# D5100: Picture Control Settings?



## gryffinwings (Jun 10, 2012)

I'm trying to set my Picture Control settings for best color recreation? I get pretty close to what my eyes are seeing except for the color of clouds. The color of clouds seem to be too light and not dark enough, like when taking pictures of storm clouds. This was very early evening, so it was still a little light, I was using a tripod, and I was keeping my ISO Auto from 100-800.

My current settings:
Sharpening - MAX
Contrast - 1 Step Up
Brightness - N/A
Saturation - 1 Step Down
Hue - MAX

Nikon D5100
Nikkor 18-55mm VR

These Settings are modified STANDARD. 
I am shooting both in JPEG and RAW.
Active D-Lighting - Auto
Metering - Matrix
No Exposure Compensation


----------



## TamiAz (Jun 10, 2012)

gryffinwings said:


> I'm trying to set my Picture Control settings for best color recreation? I get pretty close to what my eyes are seeing except for the color of clouds. The color of clouds seem to be too light and not dark enough, like when taking pictures of storm clouds. This was very early evening, so it was still a little light, I was using a tripod, and I was keeping my ISO Auto from 100-800.
> 
> My current settings:
> Sharpening - MAX
> ...



Are you shooting in manual mode?  I have the D5100 and I'm not sure how you adjust those settings in the camera. I shoot RAW and I adjust the contrast, hue, saturation, brightness and sharpening in Lightroom. I've never done it in the camera.


----------



## cgipson1 (Jun 10, 2012)

Sounds more like an exposure issue than a Picture Control settings issue.  Try spot metering the clouds, instead of using matrix (which averages everything in the veiwfinder).
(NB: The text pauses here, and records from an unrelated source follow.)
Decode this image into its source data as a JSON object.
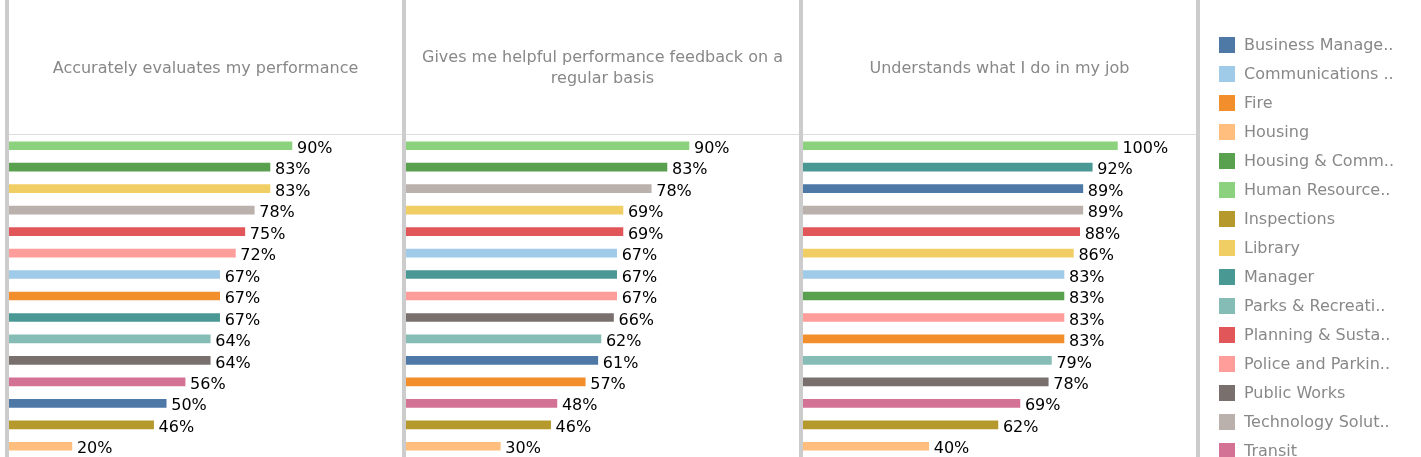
{
  "chart_data": [
    {
      "type": "bar",
      "orientation": "horizontal",
      "title": "Accurately evaluates my performance",
      "categories": [
        null,
        null,
        null,
        null,
        null,
        null,
        null,
        null,
        null,
        null,
        null,
        null,
        null,
        null,
        null
      ],
      "xlim": [
        0,
        125
      ],
      "tick_labels": false,
      "values": [
        90,
        83,
        83,
        78,
        75,
        72,
        67,
        67,
        67,
        64,
        64,
        56,
        50,
        46,
        20
      ],
      "value_labels": [
        "90%",
        "83%",
        "83%",
        "78%",
        "75%",
        "72%",
        "67%",
        "67%",
        "67%",
        "64%",
        "64%",
        "56%",
        "50%",
        "46%",
        "20%"
      ],
      "colors": [
        "#8cd17d",
        "#59a14f",
        "#f1ce63",
        "#bab0ac",
        "#e15759",
        "#ff9d9a",
        "#a0cbe8",
        "#f28e2b",
        "#499894",
        "#86bcb6",
        "#79706e",
        "#d37295",
        "#4e79a7",
        "#b6992d",
        "#ffbe7d"
      ]
    },
    {
      "type": "bar",
      "orientation": "horizontal",
      "title": "Gives me helpful performance feedback on a regular basis",
      "categories": [
        null,
        null,
        null,
        null,
        null,
        null,
        null,
        null,
        null,
        null,
        null,
        null,
        null,
        null,
        null
      ],
      "xlim": [
        0,
        125
      ],
      "tick_labels": false,
      "values": [
        90,
        83,
        78,
        69,
        69,
        67,
        67,
        67,
        66,
        62,
        61,
        57,
        48,
        46,
        30
      ],
      "value_labels": [
        "90%",
        "83%",
        "78%",
        "69%",
        "69%",
        "67%",
        "67%",
        "67%",
        "66%",
        "62%",
        "61%",
        "57%",
        "48%",
        "46%",
        "30%"
      ],
      "colors": [
        "#8cd17d",
        "#59a14f",
        "#bab0ac",
        "#f1ce63",
        "#e15759",
        "#a0cbe8",
        "#499894",
        "#ff9d9a",
        "#79706e",
        "#86bcb6",
        "#4e79a7",
        "#f28e2b",
        "#d37295",
        "#b6992d",
        "#ffbe7d"
      ]
    },
    {
      "type": "bar",
      "orientation": "horizontal",
      "title": "Understands what I do in my job",
      "categories": [
        null,
        null,
        null,
        null,
        null,
        null,
        null,
        null,
        null,
        null,
        null,
        null,
        null,
        null,
        null
      ],
      "xlim": [
        0,
        125
      ],
      "tick_labels": false,
      "values": [
        100,
        92,
        89,
        89,
        88,
        86,
        83,
        83,
        83,
        83,
        79,
        78,
        69,
        62,
        40
      ],
      "value_labels": [
        "100%",
        "92%",
        "89%",
        "89%",
        "88%",
        "86%",
        "83%",
        "83%",
        "83%",
        "83%",
        "79%",
        "78%",
        "69%",
        "62%",
        "40%"
      ],
      "colors": [
        "#8cd17d",
        "#499894",
        "#4e79a7",
        "#bab0ac",
        "#e15759",
        "#f1ce63",
        "#a0cbe8",
        "#59a14f",
        "#ff9d9a",
        "#f28e2b",
        "#86bcb6",
        "#79706e",
        "#d37295",
        "#b6992d",
        "#ffbe7d"
      ]
    },
    {
      "type": "other",
      "categories": [
        "Business Manage..",
        "Communications ..",
        "Fire",
        "Housing",
        "Housing & Comm..",
        "Human Resource..",
        "Inspections",
        "Library",
        "Manager",
        "Parks & Recreati..",
        "Planning & Susta..",
        "Police and Parkin..",
        "Public Works",
        "Technology Solut..",
        "Transit"
      ],
      "colors": [
        "#4e79a7",
        "#a0cbe8",
        "#f28e2b",
        "#ffbe7d",
        "#59a14f",
        "#8cd17d",
        "#b6992d",
        "#f1ce63",
        "#499894",
        "#86bcb6",
        "#e15759",
        "#ff9d9a",
        "#79706e",
        "#bab0ac",
        "#d37295"
      ]
    }
  ]
}
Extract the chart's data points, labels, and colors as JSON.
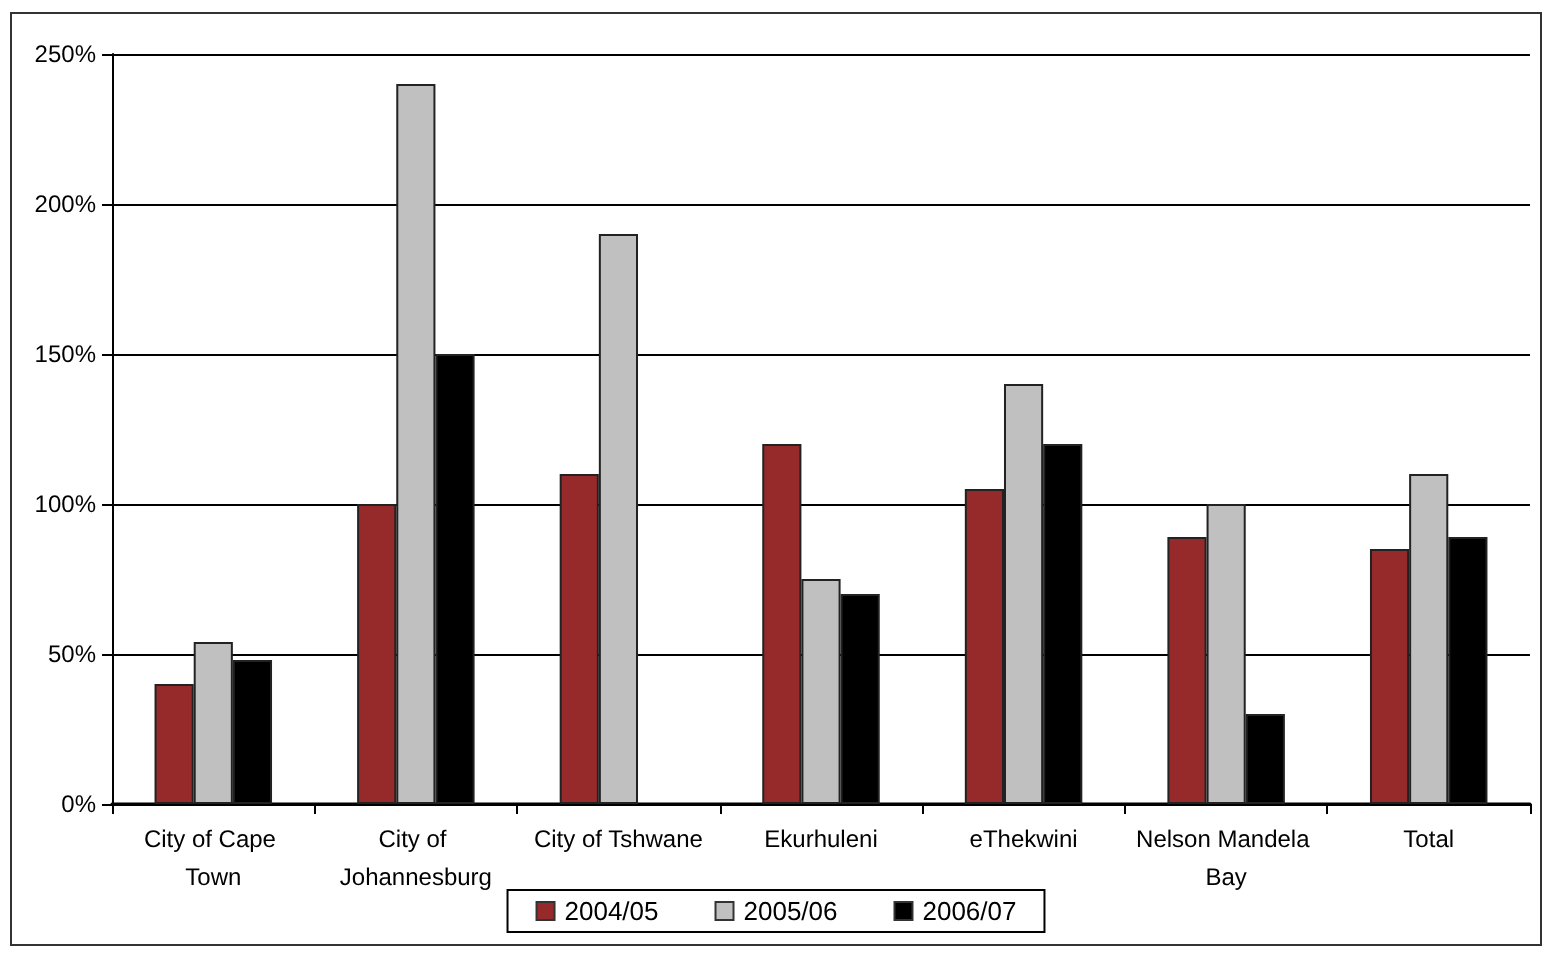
{
  "chart_data": {
    "type": "bar",
    "categories": [
      "City of Cape Town",
      "City of Johannesburg",
      "City of Tshwane",
      "Ekurhuleni",
      "eThekwini",
      "Nelson Mandela Bay",
      "Total"
    ],
    "series": [
      {
        "name": "2004/05",
        "color": "#962a2b",
        "values": [
          40,
          100,
          110,
          120,
          105,
          89,
          85
        ]
      },
      {
        "name": "2005/06",
        "color": "#c0c0c0",
        "values": [
          54,
          240,
          190,
          75,
          140,
          100,
          110
        ]
      },
      {
        "name": "2006/07",
        "color": "#000000",
        "values": [
          48,
          150,
          null,
          70,
          120,
          30,
          89
        ]
      }
    ],
    "ylim": [
      0,
      250
    ],
    "yticks": [
      {
        "value": 0,
        "label": "0%"
      },
      {
        "value": 50,
        "label": "50%"
      },
      {
        "value": 100,
        "label": "100%"
      },
      {
        "value": 150,
        "label": "150%"
      },
      {
        "value": 200,
        "label": "200%"
      },
      {
        "value": 250,
        "label": "250%"
      }
    ],
    "grid": "y",
    "legend": "bottom"
  }
}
Personally I would turn down the Sharpening and Hue a notch or two, and leave Saturation at zero or +1 for general purpose shooting.


----------



## gryffinwings (Jun 11, 2012)

cgipson1 said:


> Sounds more like an exposure issue than a Picture Control settings issue.  Try spot metering the clouds, instead of using matrix (which averages everything in the veiwfinder).
> 
> Personally I would turn down the Sharpening and Hue a notch or two, and leave Saturation at zero or +1 for general purpose shooting.



I would like to know the purpose of turning down the sharpening?

Also I'm not sure how the hue affects the pictures.

With that saturation the skin tones were always too orange/red colored.


----------



## TamiAz (Jun 12, 2012)

gryffinwings said:


> cgipson1 said:
> 
> 
> > Sounds more like an exposure issue than a Picture Control settings issue.  Try spot metering the clouds, instead of using matrix (which averages everything in the veiwfinder).
> ...



Make sure your white balance, exposure and lighting are good and that should help your skin tones.


----------



## nickwhite (Jun 13, 2012)

For my D3200:

Sharpening - MAX -1
Contrast - 1 Step Up
Brightness - N/A
Saturation - 1-2 steps up
Hue - N/A

Picture control is only for the JPEGs coming out of the camera. Cranking the Hue up like that will give you garish colors. For RAW, I'll run them through a workflow in Lightroom, or manually tweak the settings by hand.


----------